Monday, October 31, 2005

And the beat goes on

I bought a drum in Tenerife!

Or rather Mike bought it for me as an early birthday present. Now all I have to do is learn to play something other than fish and chips.

That is always assuming that it lasts longer than anyhing else I've bought in Tenerife. Last visit a watch we bought for son 2 survived a week before the strap broke; a silver bracelet I bought this time already has a broken catch.

However we bought the drum from a large black man who prodded Mike in the stomach and called him Del Boy. So the entertainment value was high if nothing else.

My brain was up and thinking before I was this morning; it had two good ideas. Sadly my memory is still asleep so can't remember what they were. They must have been good as I leapt out of bed to come downstairs and write them down before I forgot.

While on holiday I was trying to remember the group name of Dipsy, Laa Laa and Poo. There was another one too but its name escapes me. I got up this morning reconciled to the idea that I would have to look it up on the net but, fortunately, the name came to me: Teletubbies. It's strange how things can bother you/me. Most probably only me. Still can't remember the missing one though.

Halloween tonight. Will keep our house dark in the hope that no Trick or Treaters will dare to climb the steps.

Harvey says the Teletubbies were rubbish and he should have been given his own show. I don't know if that would have worked. Yes, Harvs, I know an invisible rabbit had a whole film made about him but that's not quite the same, is it? Why not? Well, it's just not. Oh, stop arguing and go back to sleep.

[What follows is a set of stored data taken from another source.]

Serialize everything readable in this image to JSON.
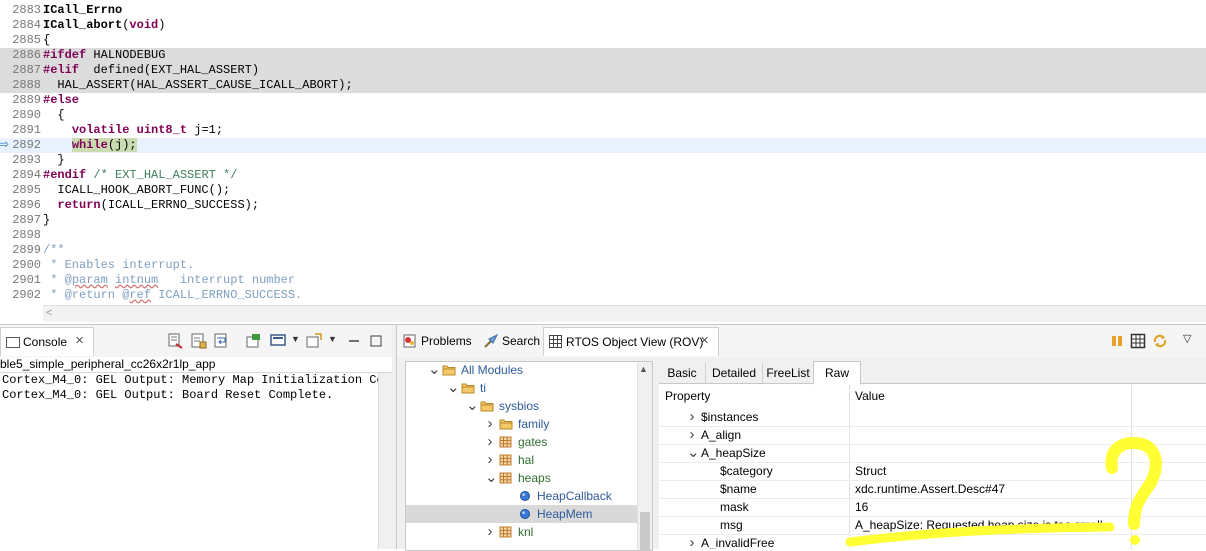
{
  "editor": {
    "lines": [
      {
        "num": "2883",
        "segments": [
          {
            "t": "ICall_Errno",
            "c": "fnb"
          }
        ]
      },
      {
        "num": "2884",
        "segments": [
          {
            "t": "ICall_abort",
            "c": "fnb"
          },
          {
            "t": "("
          },
          {
            "t": "void",
            "c": "kw"
          },
          {
            "t": ")"
          }
        ]
      },
      {
        "num": "2885",
        "segments": [
          {
            "t": "{"
          }
        ]
      },
      {
        "num": "2886",
        "bg": "shade",
        "segments": [
          {
            "t": "#ifdef",
            "c": "pp"
          },
          {
            "t": " HALNODEBUG"
          }
        ]
      },
      {
        "num": "2887",
        "bg": "shade",
        "segments": [
          {
            "t": "#elif",
            "c": "pp"
          },
          {
            "t": "  defined(EXT_HAL_ASSERT)"
          }
        ]
      },
      {
        "num": "2888",
        "bg": "shade",
        "segments": [
          {
            "t": "  HAL_ASSERT(HAL_ASSERT_CAUSE_ICALL_ABORT);"
          }
        ]
      },
      {
        "num": "2889",
        "segments": [
          {
            "t": "#else",
            "c": "pp"
          }
        ]
      },
      {
        "num": "2890",
        "segments": [
          {
            "t": "  {"
          }
        ]
      },
      {
        "num": "2891",
        "segments": [
          {
            "t": "    "
          },
          {
            "t": "volatile",
            "c": "kw"
          },
          {
            "t": " "
          },
          {
            "t": "uint8_t",
            "c": "kw"
          },
          {
            "t": " j=1;"
          }
        ]
      },
      {
        "num": "2892",
        "bg": "current",
        "segments": [
          {
            "t": "    "
          },
          {
            "t": "while",
            "c": "kw hl-while"
          },
          {
            "t": "(j);",
            "c": "hl-while"
          }
        ]
      },
      {
        "num": "2893",
        "segments": [
          {
            "t": "  }"
          }
        ]
      },
      {
        "num": "2894",
        "segments": [
          {
            "t": "#endif",
            "c": "pp"
          },
          {
            "t": " /* EXT_HAL_ASSERT */",
            "c": "cm"
          }
        ]
      },
      {
        "num": "2895",
        "segments": [
          {
            "t": "  ICALL_HOOK_ABORT_FUNC();"
          }
        ]
      },
      {
        "num": "2896",
        "segments": [
          {
            "t": "  "
          },
          {
            "t": "return",
            "c": "kw"
          },
          {
            "t": "(ICALL_ERRNO_SUCCESS);"
          }
        ]
      },
      {
        "num": "2897",
        "segments": [
          {
            "t": "}"
          }
        ]
      },
      {
        "num": "2898",
        "segments": []
      },
      {
        "num": "2899",
        "segments": [
          {
            "t": "/**",
            "c": "jd"
          }
        ]
      },
      {
        "num": "2900",
        "segments": [
          {
            "t": " * Enables interrupt.",
            "c": "jd"
          }
        ]
      },
      {
        "num": "2901",
        "segments": [
          {
            "t": " * @",
            "c": "jd"
          },
          {
            "t": "param",
            "c": "jd squig"
          },
          {
            "t": " ",
            "c": "jd"
          },
          {
            "t": "intnum",
            "c": "jd squig"
          },
          {
            "t": "   interrupt number",
            "c": "jd"
          }
        ]
      },
      {
        "num": "2902",
        "segments": [
          {
            "t": " * @return @",
            "c": "jd"
          },
          {
            "t": "ref",
            "c": "jd squig"
          },
          {
            "t": " ICALL_ERRNO_SUCCESS.",
            "c": "jd"
          }
        ]
      }
    ],
    "scroll_left": "<"
  },
  "console": {
    "tab_label": "Console",
    "close": "✕",
    "subtitle": "ble5_simple_peripheral_cc26x2r1lp_app",
    "lines": [
      "Cortex_M4_0: GEL Output: Memory Map Initialization Co",
      "Cortex_M4_0: GEL Output: Board Reset Complete."
    ]
  },
  "rov": {
    "tabs": {
      "problems": "Problems",
      "search": "Search",
      "rov": "RTOS Object View (ROV)",
      "close": "✕"
    },
    "tree": [
      {
        "label": "All Modules",
        "level": 0,
        "tw": "v",
        "icon": "folder",
        "type": "folder"
      },
      {
        "label": "ti",
        "level": 1,
        "tw": "v",
        "icon": "folder",
        "type": "folder"
      },
      {
        "label": "sysbios",
        "level": 2,
        "tw": "v",
        "icon": "folder",
        "type": "folder"
      },
      {
        "label": "family",
        "level": 3,
        "tw": ">",
        "icon": "folder",
        "type": "folder"
      },
      {
        "label": "gates",
        "level": 3,
        "tw": ">",
        "icon": "grid",
        "type": "mod"
      },
      {
        "label": "hal",
        "level": 3,
        "tw": ">",
        "icon": "grid",
        "type": "mod"
      },
      {
        "label": "heaps",
        "level": 3,
        "tw": "v",
        "icon": "grid",
        "type": "mod"
      },
      {
        "label": "HeapCallback",
        "level": 4,
        "tw": "",
        "icon": "dot",
        "type": "leaf"
      },
      {
        "label": "HeapMem",
        "level": 4,
        "tw": "",
        "icon": "dot",
        "type": "leaf",
        "selected": true
      },
      {
        "label": "knl",
        "level": 3,
        "tw": ">",
        "icon": "grid",
        "type": "mod"
      }
    ],
    "ptabs": [
      "Basic",
      "Detailed",
      "FreeList",
      "Raw"
    ],
    "active_ptab": "Raw",
    "headers": {
      "property": "Property",
      "value": "Value"
    },
    "rows": [
      {
        "prop": "$instances",
        "value": "",
        "level": 0,
        "tw": ">"
      },
      {
        "prop": "A_align",
        "value": "",
        "level": 0,
        "tw": ">"
      },
      {
        "prop": "A_heapSize",
        "value": "",
        "level": 0,
        "tw": "v"
      },
      {
        "prop": "$category",
        "value": "Struct",
        "level": 1,
        "tw": ""
      },
      {
        "prop": "$name",
        "value": "xdc.runtime.Assert.Desc#47",
        "level": 1,
        "tw": ""
      },
      {
        "prop": "mask",
        "value": "16",
        "level": 1,
        "tw": ""
      },
      {
        "prop": "msg",
        "value": "A_heapSize: Requested heap size is too small",
        "level": 1,
        "tw": ""
      },
      {
        "prop": "A_invalidFree",
        "value": "",
        "level": 0,
        "tw": ">"
      }
    ]
  },
  "colors": {
    "annotation": "#ffff33",
    "keyword": "#7f0055",
    "comment": "#3f7f5f",
    "javadoc": "#7f9fbf"
  }
}
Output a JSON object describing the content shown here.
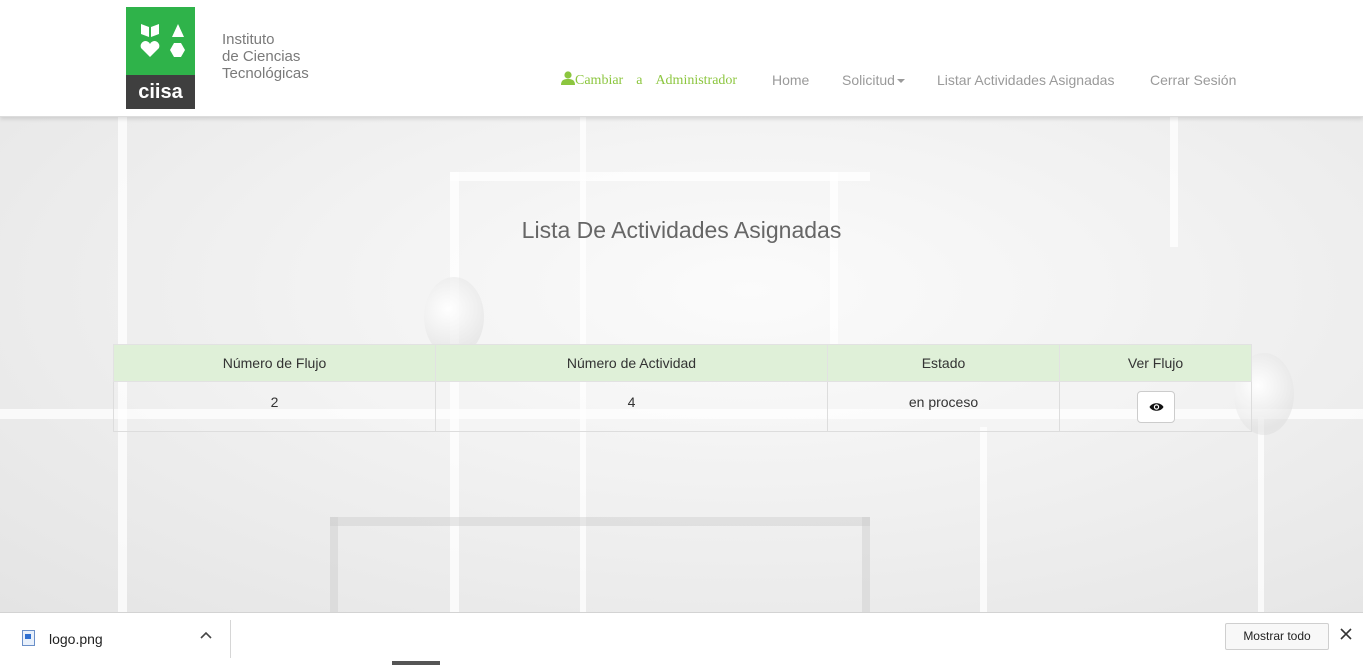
{
  "header": {
    "logo": {
      "brand_text": "ciisa",
      "name_lines": [
        "Instituto",
        "de Ciencias",
        "Tecnológicas"
      ]
    },
    "admin_link": {
      "word1": "Cambiar",
      "word2": "a",
      "word3": "Administrador",
      "icon": "user-icon"
    },
    "nav": {
      "home": "Home",
      "solicitud": "Solicitud",
      "listar": "Listar Actividades Asignadas",
      "cerrar": "Cerrar Sesión"
    }
  },
  "main": {
    "title": "Lista De Actividades Asignadas",
    "table": {
      "columns": [
        "Número de Flujo",
        "Número de Actividad",
        "Estado",
        "Ver Flujo"
      ],
      "rows": [
        {
          "flujo": "2",
          "actividad": "4",
          "estado": "en proceso",
          "ver_icon": "eye-icon"
        }
      ]
    }
  },
  "download_bar": {
    "file_name": "logo.png",
    "show_all": "Mostrar todo"
  },
  "colors": {
    "brand_green": "#2fb34a",
    "link_green": "#8cc63f",
    "table_header_bg": "#dff0d8",
    "logo_dark": "#3f3f3f"
  }
}
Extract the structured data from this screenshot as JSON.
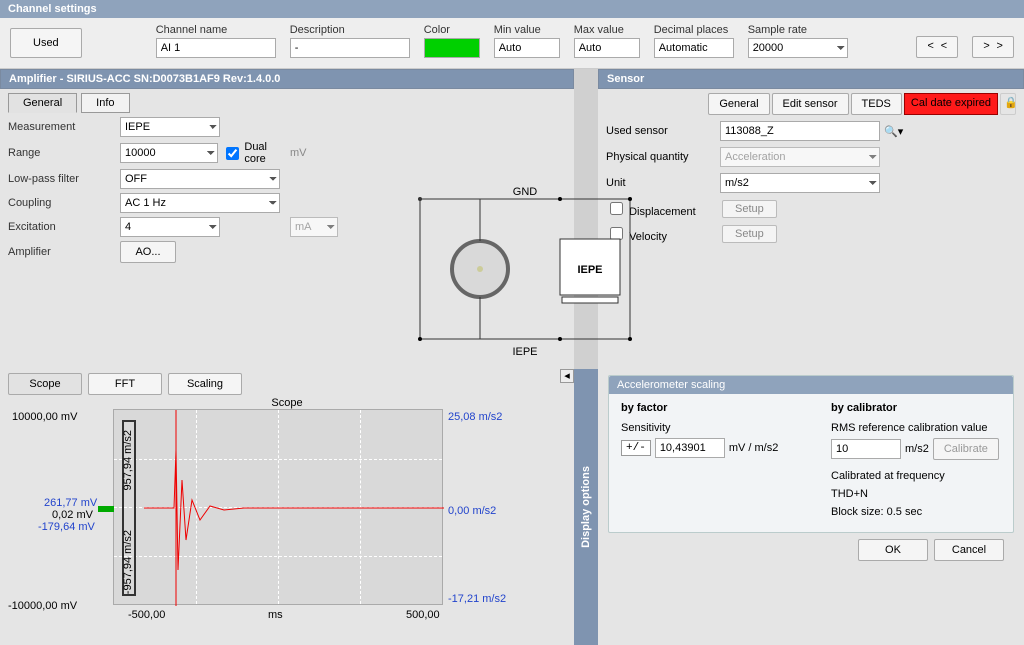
{
  "title": "Channel settings",
  "top": {
    "used_btn": "Used",
    "channel_name_lbl": "Channel name",
    "channel_name": "AI 1",
    "description_lbl": "Description",
    "description": "-",
    "color_lbl": "Color",
    "color": "#00d000",
    "min_lbl": "Min value",
    "min": "Auto",
    "max_lbl": "Max value",
    "max": "Auto",
    "dec_lbl": "Decimal places",
    "dec": "Automatic",
    "sr_lbl": "Sample rate",
    "sr": "20000",
    "prev": "< <",
    "next": "> >"
  },
  "amp": {
    "title": "Amplifier - SIRIUS-ACC  SN:D0073B1AF9 Rev:1.4.0.0",
    "tab_general": "General",
    "tab_info": "Info",
    "measurement_lbl": "Measurement",
    "measurement": "IEPE",
    "range_lbl": "Range",
    "range": "10000",
    "dualcore": "Dual core",
    "dualcore_unit": "mV",
    "lpf_lbl": "Low-pass filter",
    "lpf": "OFF",
    "coupling_lbl": "Coupling",
    "coupling": "AC  1 Hz",
    "excitation_lbl": "Excitation",
    "excitation": "4",
    "excitation_unit": "mA",
    "amplifier_lbl": "Amplifier",
    "amplifier_btn": "AO..."
  },
  "circuit": {
    "top": "GND",
    "bottom": "IEPE",
    "box": "IEPE"
  },
  "sensor": {
    "title": "Sensor",
    "general": "General",
    "edit": "Edit sensor",
    "teds": "TEDS",
    "cal": "Cal date expired",
    "used_lbl": "Used sensor",
    "used": "113088_Z",
    "pq_lbl": "Physical quantity",
    "pq": "Acceleration",
    "unit_lbl": "Unit",
    "unit": "m/s2",
    "disp": "Displacement",
    "vel": "Velocity",
    "setup": "Setup"
  },
  "scope": {
    "tab_scope": "Scope",
    "tab_fft": "FFT",
    "tab_scaling": "Scaling",
    "title": "Scope",
    "y_top": "10000,00 mV",
    "y_bot": "-10000,00 mV",
    "ry_top": "25,08 m/s2",
    "ry_mid": "0,00 m/s2",
    "ry_bot": "-17,21 m/s2",
    "cursor_top": "261,77 mV",
    "cursor_mid": "0,02 mV",
    "cursor_bot": "-179,64 mV",
    "vbar_top": "957,94 m/s2",
    "vbar_bot": "-957,94 m/s2",
    "x_left": "-500,00",
    "x_label": "ms",
    "x_right": "500,00",
    "disp_options": "Display options"
  },
  "acc": {
    "title": "Accelerometer scaling",
    "byf": "by factor",
    "byc": "by calibrator",
    "sens_lbl": "Sensitivity",
    "sens": "10,43901",
    "sens_unit": "mV / m/s2",
    "tgl": "+/-",
    "rms_lbl": "RMS reference calibration value",
    "rms": "10",
    "rms_unit": "m/s2",
    "calibrate": "Calibrate",
    "calfreq": "Calibrated at frequency",
    "thd": "THD+N",
    "block": "Block size: 0.5 sec"
  },
  "footer": {
    "ok": "OK",
    "cancel": "Cancel"
  },
  "chart_data": {
    "type": "line",
    "title": "Scope",
    "xlabel": "ms",
    "xlim": [
      -500,
      500
    ],
    "y_left": {
      "label": "mV",
      "lim": [
        -10000,
        10000
      ]
    },
    "y_right": {
      "label": "m/s2",
      "lim": [
        -25.08,
        25.08
      ]
    },
    "cursors_mv": [
      261.77,
      0.02,
      -179.64
    ],
    "vbar_ms2": [
      957.94,
      -957.94
    ],
    "trace_note": "impulse-like transient centred near -310 ms decaying to ~0 mV"
  }
}
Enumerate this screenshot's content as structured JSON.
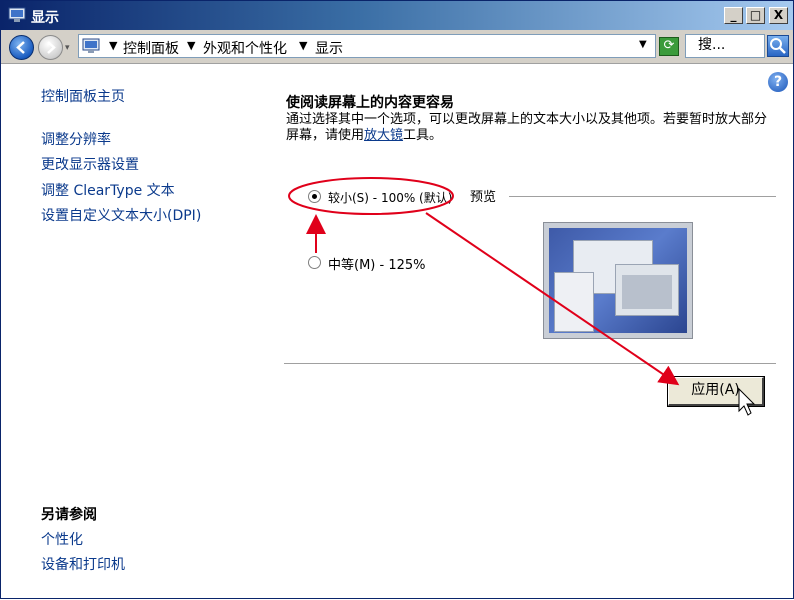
{
  "window": {
    "title": "显示",
    "minimize_label": "_",
    "maximize_label": "□",
    "close_label": "X"
  },
  "address": {
    "crumbs": [
      "控制面板",
      "外观和个性化",
      "显示"
    ],
    "search_placeholder": "搜..."
  },
  "sidebar": {
    "home": "控制面板主页",
    "links": [
      "调整分辨率",
      "更改显示器设置",
      "调整 ClearType 文本",
      "设置自定义文本大小(DPI)"
    ],
    "see_also_title": "另请参阅",
    "see_also": [
      "个性化",
      "设备和打印机"
    ]
  },
  "main": {
    "heading": "使阅读屏幕上的内容更容易",
    "desc_before": "通过选择其中一个选项，可以更改屏幕上的文本大小以及其他项。若要暂时放大部分屏幕，请使用",
    "desc_link": "放大镜",
    "desc_after": "工具。",
    "options": [
      {
        "label": "较小(S) - 100% (默认)",
        "selected": true
      },
      {
        "label": "中等(M) - 125%",
        "selected": false
      }
    ],
    "preview_label": "预览",
    "apply_label": "应用(A)"
  },
  "colors": {
    "title_bar": "#0a246a",
    "link": "#0b3a8c",
    "annotation": "#e0001a"
  },
  "icons": {
    "help": "?",
    "refresh": "⟳"
  }
}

Ah, yes, my conspiracy theory. I have been trying to acquire, for Uncle John, a copy of a book called 'In God's Name', about the death of Pope John Paul I, who only reigned (?) for 33 days. In the book, the author, David Yallop explains his reasons for believing it was murder! Yes, murder. The book is out of print now so I've been bidding on ebay but every time I've tried, I've been outbid at the last minute. Surely there can't be that many people who genuinely want a copy of the book? Thus my theory is that the Roman Catholic church is buying every copy that becomes available. Why should they do that? Because the author gets too close to the truth obviously.

They've probably already tracked my computer down and marked me out as a potential something or other, so should I choke on a pizza or mysteriously get run down by a moped, tell the police! They shan't get away with it.

4 comments:

Liz Hinds said...

Oh, that confounds my conspiracy theory then. I shall look later, thank you.

In fact dad was topless. So I don't know why he said it. Perhaps because Dad tried to barter with him.

Yes, Tinky Winky sounds right.

Tim said...

Did you know that Tinky Winky was the gay teletubie? There were rumours that him and Po were a little more than friends!

Now I've embarrassed myself with my teletubie knowledge I'll shall leave to research your theory. If I too go missing then assume they're on to me too or that I've joined MI5.

Liz Hinds said...

How could anyone tell that Tinky Winky was gay? They're probably all hermaphrodite anyway.

Jon said...

He was caught on Clapham common being indecent with some Tory MP's.